Glad you've enjoyed the hot weather and done some gardening. The weather was quite disappointing at the weekend. The hottest days are when I'm at work and can't relax and enjoy the sun.

I had a good day at work on Saturday. The special needs centre had been shut for 2 weeks for half term and I felt like I hadn't seen everyone for ages. We did yoga, nerf guns and wheelchair basketball. It was interesting trying to move around in a wheelchair!

I felt a bit low on Sunday. My DD went to her dad's on Saturday to spend father's day with him. I managed to keep busy with housework and doing some short runs on my own. But just felt lost, bored and lonely.

I've been cooking over the past 2 days.

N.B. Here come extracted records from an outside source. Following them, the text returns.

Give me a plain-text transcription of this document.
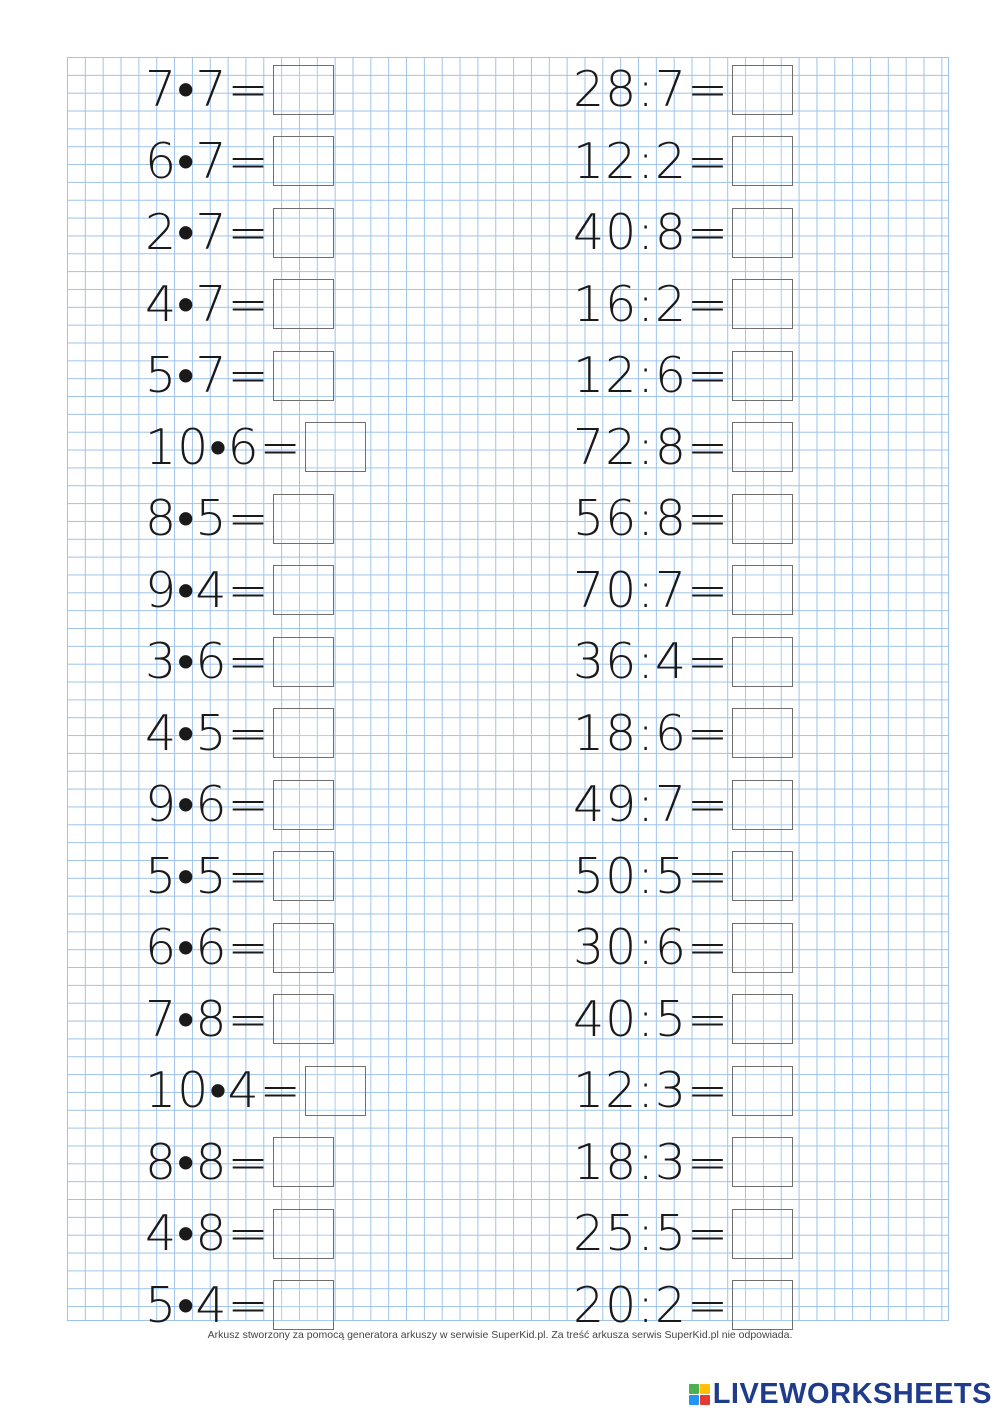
7•7=
6•7=
2•7=
4•7=
5•7=
10•6=
8•5=
9•4=
3•6=
4•5=
9•6=
5•5=
6•6=
7•8=
10•4=
8•8=
4•8=
5•4=
28:7=
12:2=
40:8=
16:2=
12:6=
72:8=
56:8=
70:7=
36:4=
18:6=
49:7=
50:5=
30:6=
40:5=
12:3=
18:3=
25:5=
20:2=
Arkusz stworzony za pomocą generatora arkuszy w serwisie SuperKid.pl. Za treść arkusza serwis SuperKid.pl nie odpowiada.
LIVEWORKSHEETS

Just felt up to it as I haven't felt really tired for a change. I made fishcakes for tea and made a bolognese yesterday.

I'm doing a run with a colleague tomorrow. Hope I find it a bit easier.

rainbowninja · 22/06/2022 17:11

Hi Loki,

How are you doing? Hope your run went well, have you done much running before? It’s great that your job at the special needs centre involves being quite active.

I’m sorry you found Father’s Day a bit tough going, I spoke to my Dad but not until the evening. Have been getting on a bit better with him lately. How is your mum?

So I slipped up and had gluten again the last couple of days and today I’ve felt a bit anxious and been having mood swings. It may be PMS but I do still keep
coming back to this link with gluten and then I convince myself I’m imagining it.

I started a hormone cream this month but think it’s too early to tell if it’s made any difference yet. There are so many factors when it comes to mental health, I guess it’ll never be possible to control them all.